Baca berita dengan sedikit iklan, klik di sini

The Other Boleyn Girl Sutradara: Justin Chadwick Skenario: Peter Morgan, berdasarkan novel karya Philippa Gregory Pemain: Natalie Portman, Scarlett Johansson, Eric Bana, Kristin Scott Thomas, Jim Sturgess

Inggris pada abad ke-16, ketika Henry Tudor memerintah, seluruh negeri tersihir perhatiannya pada sosok raja yang istimewa ini. Dialah seorang raja yang begitu berkuasa, yang dengan mudah menunjuk perempuan mana saja untuk ditiduri, sementara sang permaisuri, Catherine of Aragon, yang belum kunjung memberikan putra mahkota, hanya bisa menahan hati.

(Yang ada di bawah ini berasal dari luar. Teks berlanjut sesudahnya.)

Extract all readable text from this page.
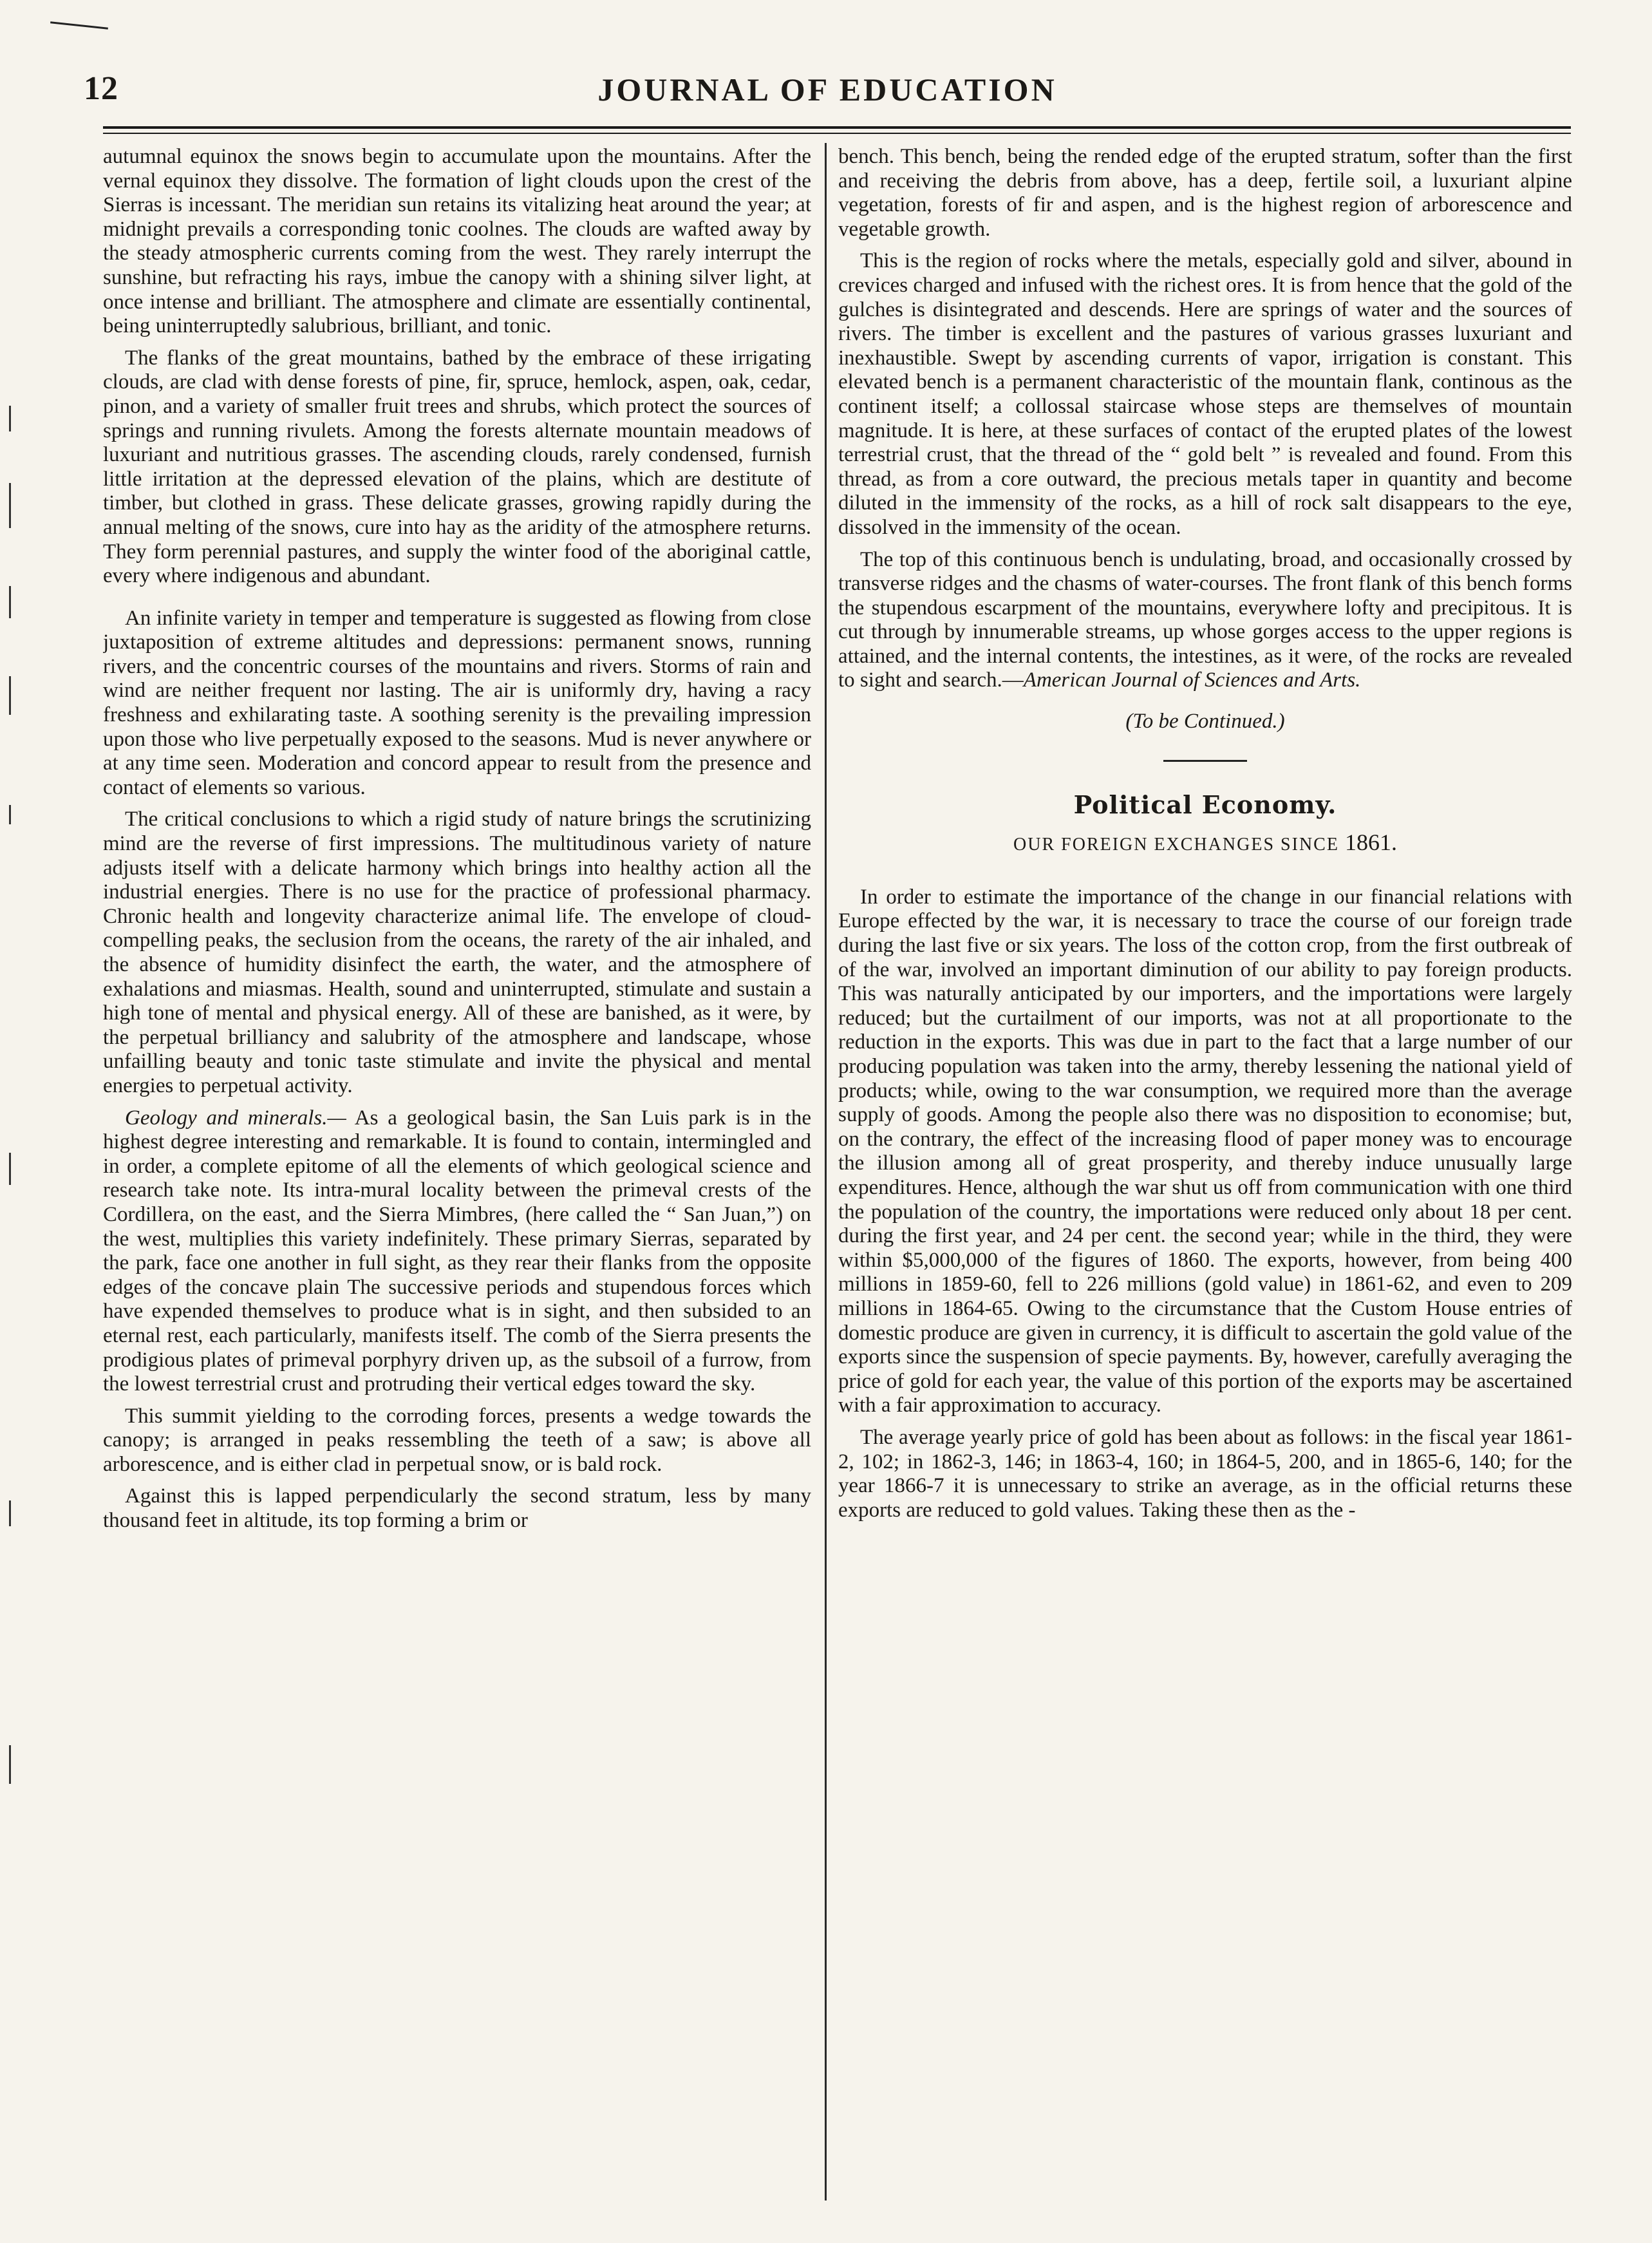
12	JOURNAL OF EDUCATION

autumnal equinox the snows begin to accumulate upon the mountains. After the vernal equinox they dissolve. The formation of light clouds upon the crest of the Sierras is incessant. The meridian sun retains its vitalizing heat around the year; at midnight prevails a corresponding tonic coolnes. The clouds are wafted away by the steady atmospheric currents coming from the west. They rarely interrupt the sunshine, but refracting his rays, imbue the canopy with a shining silver light, at once intense and brilliant. The atmosphere and climate are essentially continental, being uninterruptedly salubrious, brilliant, and tonic.

The flanks of the great mountains, bathed by the embrace of these irrigating clouds, are clad with dense forests of pine, fir, spruce, hemlock, aspen, oak, cedar, pinon, and a variety of smaller fruit trees and shrubs, which protect the sources of springs and running rivulets. Among the forests alternate mountain meadows of luxuriant and nutritious grasses. The ascending clouds, rarely condensed, furnish little irritation at the depressed elevation of the plains, which are destitute of timber, but clothed in grass. These delicate grasses, growing rapidly during the annual melting of the snows, cure into hay as the aridity of the atmosphere returns. They form perennial pastures, and supply the winter food of the aboriginal cattle, every where indigenous and abundant.

An infinite variety in temper and temperature is suggested as flowing from close juxtaposition of extreme altitudes and depressions: permanent snows, running rivers, and the concentric courses of the mountains and rivers. Storms of rain and wind are neither frequent nor lasting. The air is uniformly dry, having a racy freshness and exhilarating taste. A soothing serenity is the prevailing impression upon those who live perpetually exposed to the seasons. Mud is never anywhere or at any time seen. Moderation and concord appear to result from the presence and contact of elements so various.

The critical conclusions to which a rigid study of nature brings the scrutinizing mind are the reverse of first impressions. The multitudinous variety of nature adjusts itself with a delicate harmony which brings into healthy action all the industrial energies. There is no use for the practice of professional pharmacy. Chronic health and longevity characterize animal life. The envelope of cloud-compelling peaks, the seclusion from the oceans, the rarety of the air inhaled, and the absence of humidity disinfect the earth, the water, and the atmosphere of exhalations and miasmas. Health, sound and uninterrupted, stimulate and sustain a high tone of mental and physical energy. All of these are banished, as it were, by the perpetual brilliancy and salubrity of the atmosphere and landscape, whose unfailling beauty and tonic taste stimulate and invite the physical and mental energies to perpetual activity.

Geology and minerals.— As a geological basin, the San Luis park is in the highest degree interesting and remarkable. It is found to contain, intermingled and in order, a complete epitome of all the elements of which geological science and research take note. Its intra-mural locality between the primeval crests of the Cordillera, on the east, and the Sierra Mimbres, (here called the “ San Juan,”) on the west, multiplies this variety indefinitely. These primary Sierras, separated by the park, face one another in full sight, as they rear their flanks from the opposite edges of the concave plain The successive periods and stupendous forces which have expended themselves to produce what is in sight, and then subsided to an eternal rest, each particularly, manifests itself. The comb of the Sierra presents the prodigious plates of primeval porphyry driven up, as the subsoil of a furrow, from the lowest terrestrial crust and protruding their vertical edges toward the sky.

This summit yielding to the corroding forces, presents a wedge towards the canopy; is arranged in peaks ressembling the teeth of a saw; is above all arborescence, and is either clad in perpetual snow, or is bald rock.

Against this is lapped perpendicularly the second stratum, less by many thousand feet in altitude, its top forming a brim or

bench. This bench, being the rended edge of the erupted stratum, softer than the first and receiving the debris from above, has a deep, fertile soil, a luxuriant alpine vegetation, forests of fir and aspen, and is the highest region of arborescence and vegetable growth.

This is the region of rocks where the metals, especially gold and silver, abound in crevices charged and infused with the richest ores. It is from hence that the gold of the gulches is disintegrated and descends. Here are springs of water and the sources of rivers. The timber is excellent and the pastures of various grasses luxuriant and inexhaustible. Swept by ascending currents of vapor, irrigation is constant. This elevated bench is a permanent characteristic of the mountain flank, continous as the continent itself; a collossal staircase whose steps are themselves of mountain magnitude. It is here, at these surfaces of contact of the erupted plates of the lowest terrestrial crust, that the thread of the “ gold belt ” is revealed and found. From this thread, as from a core outward, the precious metals taper in quantity and become diluted in the immensity of the rocks, as a hill of rock salt disappears to the eye, dissolved in the immensity of the ocean.

The top of this continuous bench is undulating, broad, and occasionally crossed by transverse ridges and the chasms of water-courses. The front flank of this bench forms the stupendous escarpment of the mountains, everywhere lofty and precipitous. It is cut through by innumerable streams, up whose gorges access to the upper regions is attained, and the internal contents, the intestines, as it were, of the rocks are revealed to sight and search.—American Journal of Sciences and Arts.

(To be Continued.)
Political Economy.
OUR FOREIGN EXCHANGES SINCE 1861.

In order to estimate the importance of the change in our financial relations with Europe effected by the war, it is necessary to trace the course of our foreign trade during the last five or six years. The loss of the cotton crop, from the first outbreak of of the war, involved an important diminution of our ability to pay foreign products. This was naturally anticipated by our importers, and the importations were largely reduced; but the curtailment of our imports, was not at all proportionate to the reduction in the exports. This was due in part to the fact that a large number of our producing population was taken into the army, thereby lessening the national yield of products; while, owing to the war consumption, we required more than the average supply of goods. Among the people also there was no disposition to economise; but, on the contrary, the effect of the increasing flood of paper money was to encourage the illusion among all of great prosperity, and thereby induce unusually large expenditures. Hence, although the war shut us off from communication with one third the population of the country, the importations were reduced only about 18 per cent. during the first year, and 24 per cent. the second year; while in the third, they were within $5,000,000 of the figures of 1860. The exports, however, from being 400 millions in 1859-60, fell to 226 millions (gold value) in 1861-62, and even to 209 millions in 1864-65. Owing to the circumstance that the Custom House entries of domestic produce are given in currency, it is difficult to ascertain the gold value of the exports since the suspension of specie payments. By, however, carefully averaging the price of gold for each year, the value of this portion of the exports may be ascertained with a fair approximation to accuracy.

The average yearly price of gold has been about as follows: in the fiscal year 1861-2, 102; in 1862-3, 146; in 1863-4, 160; in 1864-5, 200, and in 1865-6, 140; for the year 1866-7 it is unnecessary to strike an average, as in the official returns these exports are reduced to gold values. Taking these then as the -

Syahdan, sang Raja Henry (diperankan oleh aktor tampan asal Australia, Eric Bana) tengah gundah karena belum juga memiliki putra untuk menggantikannya kelak. Berbagai kelompok politik di setiap pojok istana kasak-kusuk mencoba menyodorkan perempuan tercantik. Tak kurang dari bangsawan Sir Thomas Boleyn, ayah dari dua gadis jelita, Anne (Natalie Portman) dan Mary (Scarlett Johansson), bersama Paman Duke of Norfolk ikut merancang strategi agar sang Raja tergiur melihat salah satu dari Boleyn bersaudara.

Maka sutradara Justin Chadwick memperlakukan sejarah Inggris yang menurut catatan memang sudah ”lezat” untuk menjadi bahan gosip ini jadi semakin panas. Sesuai dengan novel yang ditulis Philippa Gregory, semula ayah dan pamannya menyodorkan Anne untuk menjadi selir sang Raja. Namun ternyata sang Raja malah tergiur melihat Mary, adiknya. Langsung saja Mary dijadikan salah satu dari entourage alias kumpulan dayang pilihan sang permaisuri. Artinya, jika nafsu dan gairah sudah menguasai tubuh sang Raja (yang tampaknya terjadi begitu kerap pada tubuh Raja Henry VIII), Mary harus meladeninya. Dengan patuh, Mary kemudian memuaskan sang Raja, sekaligus mengamankan posisi sang ayah dan paman yang luar biasa ambisius. Kesalahan Mary hanya satu, dia jatuh cinta pada raja penggemar cewek itu.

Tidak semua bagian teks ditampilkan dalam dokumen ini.